Probing the Neural substrates of Bulimia Nervosa
2020 Award: $39,065
This study will use MRI technology to follow how ovarian hormones affect symptoms of bulimia such as binge eating.
Need/Problem: Bulimia nervosa is an eating disorder that afflicts approximately 3% of individuals and is associated with a number of negative consequences. There is also a disconnect between the burden of bulimia nervosa and the availability of effective treatments. Our limited understanding of what causes bulimia nervosa is hindering progress on the development of new treatments.

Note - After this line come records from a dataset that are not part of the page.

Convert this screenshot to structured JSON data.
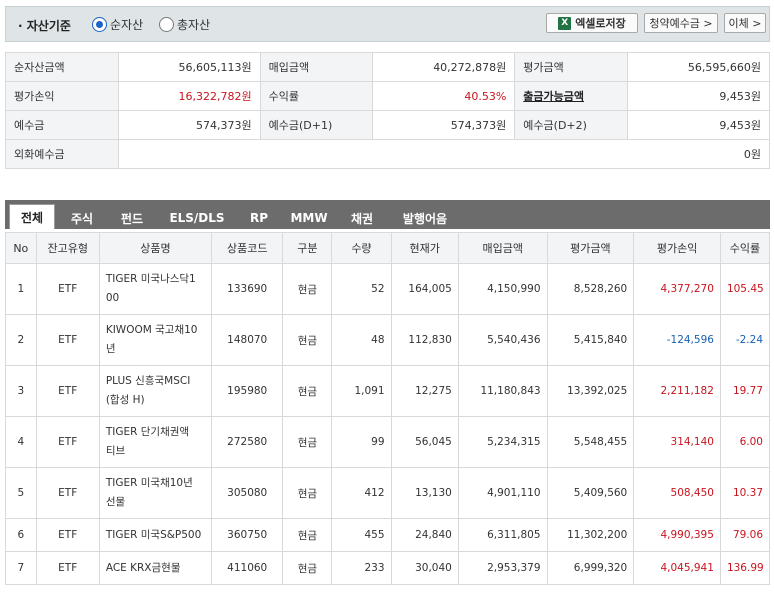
{
  "top": {
    "basis_label": "· 자산기준",
    "radio_net": "순자산",
    "radio_total": "총자산",
    "excel_button": "엑셀로저장",
    "subscription_button": "청약예수금 >",
    "transfer_button": "이체 >"
  },
  "summary": {
    "net_assets_label": "순자산금액",
    "net_assets": "56,605,113원",
    "purchase_label": "매입금액",
    "purchase": "40,272,878원",
    "valuation_label": "평가금액",
    "valuation": "56,595,660원",
    "pnl_label": "평가손익",
    "pnl": "16,322,782원",
    "return_label": "수익률",
    "return": "40.53%",
    "withdrawable_label": "출금가능금액",
    "withdrawable": "9,453원",
    "deposit_label": "예수금",
    "deposit": "574,373원",
    "deposit_d1_label": "예수금(D+1)",
    "deposit_d1": "574,373원",
    "deposit_d2_label": "예수금(D+2)",
    "deposit_d2": "9,453원",
    "fx_label": "외화예수금",
    "fx": "0원"
  },
  "tabs": [
    "전체",
    "주식",
    "펀드",
    "ELS/DLS",
    "RP",
    "MMW",
    "채권",
    "발행어음"
  ],
  "table": {
    "headers": [
      "No",
      "잔고유형",
      "상품명",
      "상품코드",
      "구분",
      "수량",
      "현재가",
      "매입금액",
      "평가금액",
      "평가손익",
      "수익률"
    ],
    "rows": [
      {
        "no": "1",
        "type": "ETF",
        "name": "TIGER 미국나스닥1\n00",
        "code": "133690",
        "kind": "현금",
        "qty": "52",
        "price": "164,005",
        "buy": "4,150,990",
        "eval": "8,528,260",
        "pnl": "4,377,270",
        "ret": "105.45",
        "sign": "pos"
      },
      {
        "no": "2",
        "type": "ETF",
        "name": "KIWOOM 국고채10\n년",
        "code": "148070",
        "kind": "현금",
        "qty": "48",
        "price": "112,830",
        "buy": "5,540,436",
        "eval": "5,415,840",
        "pnl": "-124,596",
        "ret": "-2.24",
        "sign": "neg"
      },
      {
        "no": "3",
        "type": "ETF",
        "name": "PLUS 신흥국MSCI\n(합성 H)",
        "code": "195980",
        "kind": "현금",
        "qty": "1,091",
        "price": "12,275",
        "buy": "11,180,843",
        "eval": "13,392,025",
        "pnl": "2,211,182",
        "ret": "19.77",
        "sign": "pos"
      },
      {
        "no": "4",
        "type": "ETF",
        "name": "TIGER 단기채권액\n티브",
        "code": "272580",
        "kind": "현금",
        "qty": "99",
        "price": "56,045",
        "buy": "5,234,315",
        "eval": "5,548,455",
        "pnl": "314,140",
        "ret": "6.00",
        "sign": "pos"
      },
      {
        "no": "5",
        "type": "ETF",
        "name": "TIGER 미국채10년\n선물",
        "code": "305080",
        "kind": "현금",
        "qty": "412",
        "price": "13,130",
        "buy": "4,901,110",
        "eval": "5,409,560",
        "pnl": "508,450",
        "ret": "10.37",
        "sign": "pos"
      },
      {
        "no": "6",
        "type": "ETF",
        "name": "TIGER 미국S&P500",
        "code": "360750",
        "kind": "현금",
        "qty": "455",
        "price": "24,840",
        "buy": "6,311,805",
        "eval": "11,302,200",
        "pnl": "4,990,395",
        "ret": "79.06",
        "sign": "pos"
      },
      {
        "no": "7",
        "type": "ETF",
        "name": "ACE KRX금현물",
        "code": "411060",
        "kind": "현금",
        "qty": "233",
        "price": "30,040",
        "buy": "2,953,379",
        "eval": "6,999,320",
        "pnl": "4,045,941",
        "ret": "136.99",
        "sign": "pos"
      }
    ]
  },
  "colors": {
    "positive": "#c8141e",
    "negative": "#1a5fb4",
    "tabbar": "#6c6c6c"
  }
}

Grant Summary: We will study if activity in the brain changes when exposed to different reproductive hormones, such as estrogen and progesterone, in women with bulimia nervosa.

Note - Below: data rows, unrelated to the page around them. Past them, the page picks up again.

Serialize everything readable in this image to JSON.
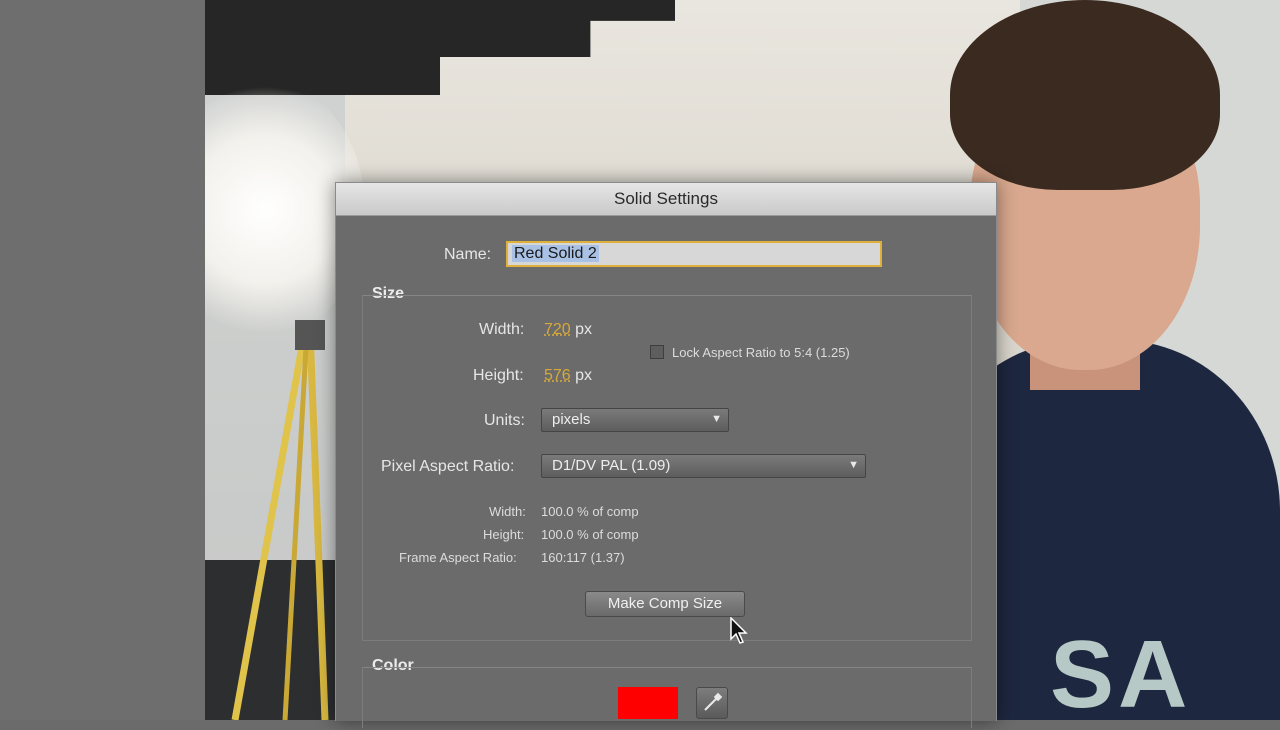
{
  "dialog": {
    "title": "Solid Settings",
    "name_label": "Name:",
    "name_value": "Red Solid 2",
    "size_section": "Size",
    "width_label": "Width:",
    "width_value": "720",
    "height_label": "Height:",
    "height_value": "576",
    "unit_px": "px",
    "lock_aspect_label": "Lock Aspect Ratio to 5:4 (1.25)",
    "lock_aspect_checked": false,
    "units_label": "Units:",
    "units_value": "pixels",
    "par_label": "Pixel Aspect Ratio:",
    "par_value": "D1/DV PAL (1.09)",
    "info_width_label": "Width:",
    "info_width_value": "100.0 % of comp",
    "info_height_label": "Height:",
    "info_height_value": "100.0 % of comp",
    "frame_aspect_label": "Frame Aspect Ratio:",
    "frame_aspect_value": "160:117 (1.37)",
    "make_comp_size_button": "Make Comp Size",
    "color_section": "Color",
    "color_value": "#ff0000"
  },
  "background": {
    "shirt_text": "SA"
  }
}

Goals and Projected Outcomes: Having a better understanding of what causes bulimia nervosa may lead to the development of targeted treatments with better effectiveness than those currently available. Improved treatments may ultimately reduce the burden and mortality associated with bulimia nervosa.
Jessica Baker, PhD
Crystal Schiller, PhD
Grant Details: Brain imaging studies suggest that women with bulimia nervosa may exhibit differences in brain activity when presented with a reward compared with women without bulimia nervosa. How the brain responds to rewards changes in a predictable pattern over the course of the menstrual cycle, but it is unknown whether the brain’s response to reward during different reproductive hormonal milieus causes changes to eating behaviors in women with bulimia nervosa. In this proposal, we will compare brain activity in response to reward in women with bulimia nervosa who are participating in a separate research study examining the direct effect of reproductive hormones on eating behaviors. As part of this separate study, women will take hormone medications in order to change their estrogen and progesterone levels. The current study allows us to add a neuroimaging component, which will address whether brain activity changes occur during hormone administration. Unraveling how reproductive hormones impact brain activity in women with bulimia nervosa and whether this, in turn, causes changes in eating behaviors, may lead to the development of novel and targeted treatments for bulimia nervosa in the future.